New York

Marc Quinn

Mary Boone Gallery | Uptown

The new body of work Marc Quinn presented in this exhibition is seductive yet disturbing. The show comprised seven paintings from the series “Iris,” 2009–, in which human irises and dark pupils in an outsize dimension become the object of our gaze even as they in turn observe us implacably. They are simultaneously intimate and intrusive, and it quickly becomes uncomfortable to look at these paintings that look back at us, especially given what accurate renderings of human eyes they are (in fact they depict the eyes of real people, painted—from photographs, mostly with an airbrush—in oil on canvas). Each enormous eye has its own lurid, vertiginous quality, but the extraordinary realism makes all of them fascinating and repellent.

It is impossible not to think of the pervasive eye of Big Brother, that dystopian fiction that is now reality, as video cameras monitor our actions in public places and border officials have begun using biometric eye scans. Yet Quinn seems to allude not only to the invasive power of surveillance but also to something much more ancient and symbolic. In both the Christian and Masonic traditions, a single eye represents the eye of God (familiar from the one-dollar bill), which penetrates the recesses of our soul and knows all our thoughts and faults. And so, as observers/observed in this wall of pupils and irises, we are crushed between at least two weighty interpretations. Technological or biblical, there is no escaping from this wide-open eye!

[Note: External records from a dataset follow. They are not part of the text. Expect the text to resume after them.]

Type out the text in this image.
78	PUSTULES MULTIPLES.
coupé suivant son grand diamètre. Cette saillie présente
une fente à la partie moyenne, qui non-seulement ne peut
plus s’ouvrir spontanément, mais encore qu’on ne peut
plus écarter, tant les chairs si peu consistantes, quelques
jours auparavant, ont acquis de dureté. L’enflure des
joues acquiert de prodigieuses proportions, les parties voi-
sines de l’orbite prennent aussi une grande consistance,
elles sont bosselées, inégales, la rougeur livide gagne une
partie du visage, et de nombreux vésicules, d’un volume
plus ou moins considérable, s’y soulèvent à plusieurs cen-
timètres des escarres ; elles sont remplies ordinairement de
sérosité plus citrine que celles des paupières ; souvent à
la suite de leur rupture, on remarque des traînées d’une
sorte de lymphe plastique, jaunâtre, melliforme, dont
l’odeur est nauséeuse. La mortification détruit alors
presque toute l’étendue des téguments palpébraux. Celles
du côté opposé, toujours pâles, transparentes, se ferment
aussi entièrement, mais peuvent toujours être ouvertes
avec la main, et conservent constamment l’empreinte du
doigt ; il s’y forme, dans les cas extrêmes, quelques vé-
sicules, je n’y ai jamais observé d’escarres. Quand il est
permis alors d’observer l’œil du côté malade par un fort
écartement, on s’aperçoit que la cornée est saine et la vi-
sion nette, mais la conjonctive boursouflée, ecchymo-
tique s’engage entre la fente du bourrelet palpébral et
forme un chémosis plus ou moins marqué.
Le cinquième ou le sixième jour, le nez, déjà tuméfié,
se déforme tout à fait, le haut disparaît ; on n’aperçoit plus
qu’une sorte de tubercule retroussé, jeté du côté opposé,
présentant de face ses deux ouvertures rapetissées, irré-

Each of the irises is multicolored—light blue, blue, gray, brown—and striated with shadows, splotches, and veins. The more or less dilated pupils are dark black, with violet tones. At the sides the delicate venous network of the eyeball is delineated. Quinn shows us the visible part of our body that is highly colored—unlike the skin that covers us—suggesting the vast range of colors of our internal organs. So he is, perhaps, turning back to the internal and external conjunction of the body that he first explored with Self, 1991, a cast of his head made from his own frozen blood. But here he adds a spiritual or psychological factor: These eyes are, symbolically speaking, the window to the soul, the place where it emerges from the depths, where it is shown and expressed. If the physical eye receives light, the third eye and the eye of the heart receive intellectual and spiritual light, and at the same time they indicate the superhuman condition, that of clairvoyance, where man attains perfection, participating in the divine. In Hindu and Buddhist tradition, the third eye is the ultimate signifier of spiritual enlightenment.

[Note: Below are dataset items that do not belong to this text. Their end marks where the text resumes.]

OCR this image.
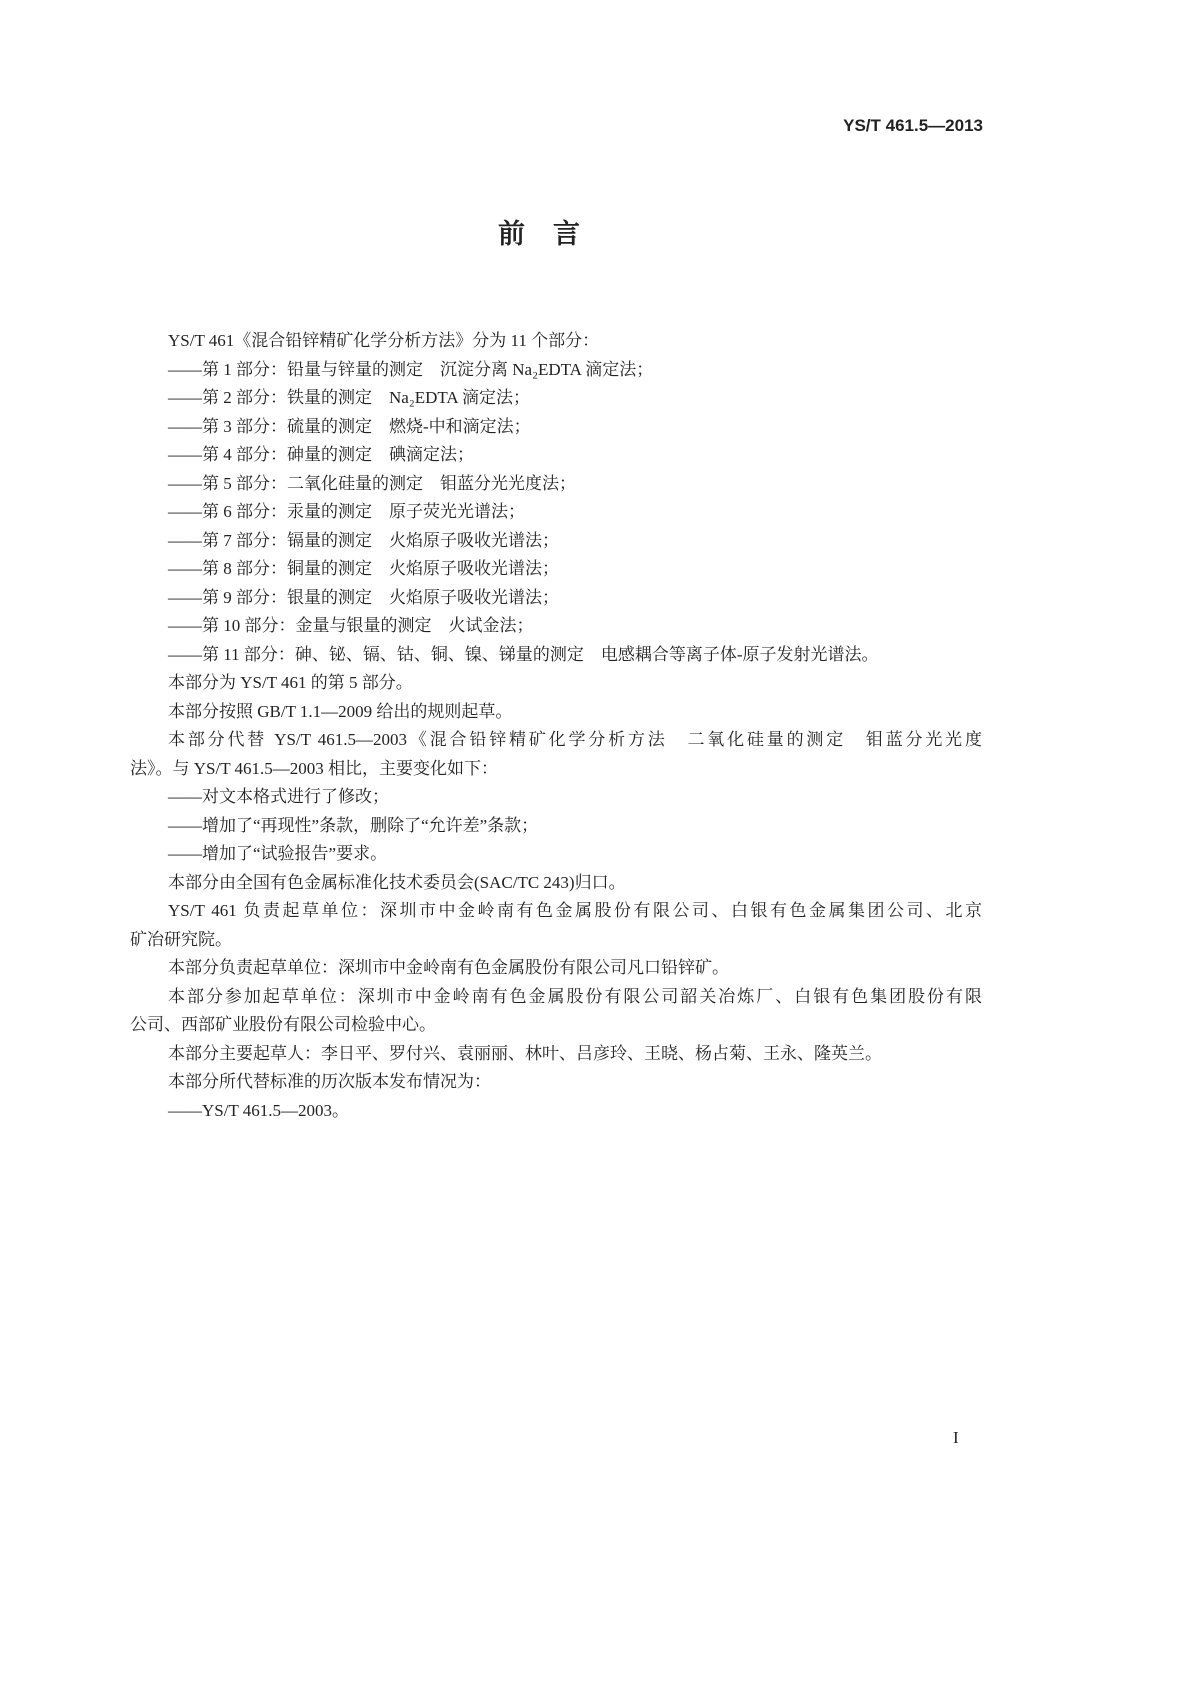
YS/T 461.5—2013
前言
YS/T 461《混合铅锌精矿化学分析方法》分为 11 个部分：
——第 1 部分：铅量与锌量的测定　沉淀分离 Na₂EDTA 滴定法；
——第 2 部分：铁量的测定　Na₂EDTA 滴定法；
——第 3 部分：硫量的测定　燃烧-中和滴定法；
——第 4 部分：砷量的测定　碘滴定法；
——第 5 部分：二氧化硅量的测定　钼蓝分光光度法；
——第 6 部分：汞量的测定　原子荧光光谱法；
——第 7 部分：镉量的测定　火焰原子吸收光谱法；
——第 8 部分：铜量的测定　火焰原子吸收光谱法；
——第 9 部分：银量的测定　火焰原子吸收光谱法；
——第 10 部分：金量与银量的测定　火试金法；
——第 11 部分：砷、铋、镉、钴、铜、镍、锑量的测定　电感耦合等离子体-原子发射光谱法。
本部分为 YS/T 461 的第 5 部分。
本部分按照 GB/T 1.1—2009 给出的规则起草。
本部分代替 YS/T 461.5—2003《混合铅锌精矿化学分析方法　二氧化硅量的测定　钼蓝分光光度
法》。与 YS/T 461.5—2003 相比，主要变化如下：
——对文本格式进行了修改；
——增加了“再现性”条款，删除了“允许差”条款；
——增加了“试验报告”要求。
本部分由全国有色金属标准化技术委员会(SAC/TC 243)归口。
YS/T 461 负责起草单位：深圳市中金岭南有色金属股份有限公司、白银有色金属集团公司、北京
矿冶研究院。
本部分负责起草单位：深圳市中金岭南有色金属股份有限公司凡口铅锌矿。
本部分参加起草单位：深圳市中金岭南有色金属股份有限公司韶关冶炼厂、白银有色集团股份有限
公司、西部矿业股份有限公司检验中心。
本部分主要起草人：李日平、罗付兴、袁丽丽、林叶、吕彦玲、王晓、杨占菊、王永、隆英兰。
本部分所代替标准的历次版本发布情况为：
——YS/T 461.5—2003。
I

In Greek mythology, Iris is the female equivalent of Hermes. A winged messenger of the gods, she is associated with the rainbow and symbolizes the connection between earth and heaven, between gods and men. In the same way, the human iris has long been seen as configuring our relationship with the celestial and spiritual sphere. Microcosm and macrocosm come together in the representation of these halos of phantasmagoric colors around a dark mass; it is almost like looking inside the gaseous layers of a nebula, or witnessing the formation of a galaxy in the darkness of the universe. IRIS (We Share Our Chemistry with the Stars) SO 200L (Dilated) (all works 2009) is streaked by whitish flashes and seems like the prelude to an explosion in an electromagnetic field, while IRIS (We Share Our Chemistry with the Stars) MQ1 280L is a black sun that emits flames of opaque fire. The astronomical subtitle all the works share is no accident.

And yet all these multiple interpretations simultaneously add up and cancel each other out. In fact, in these colorful paintings the black pupil remains a dark and inaccessible place, impenetrable and secret. What seems to be a place of entry is actually an insurmountable boundary. At the center, the mystery of individuation remains intact.

Ida Panicelli

Translated from Italian by Marguerite Shore.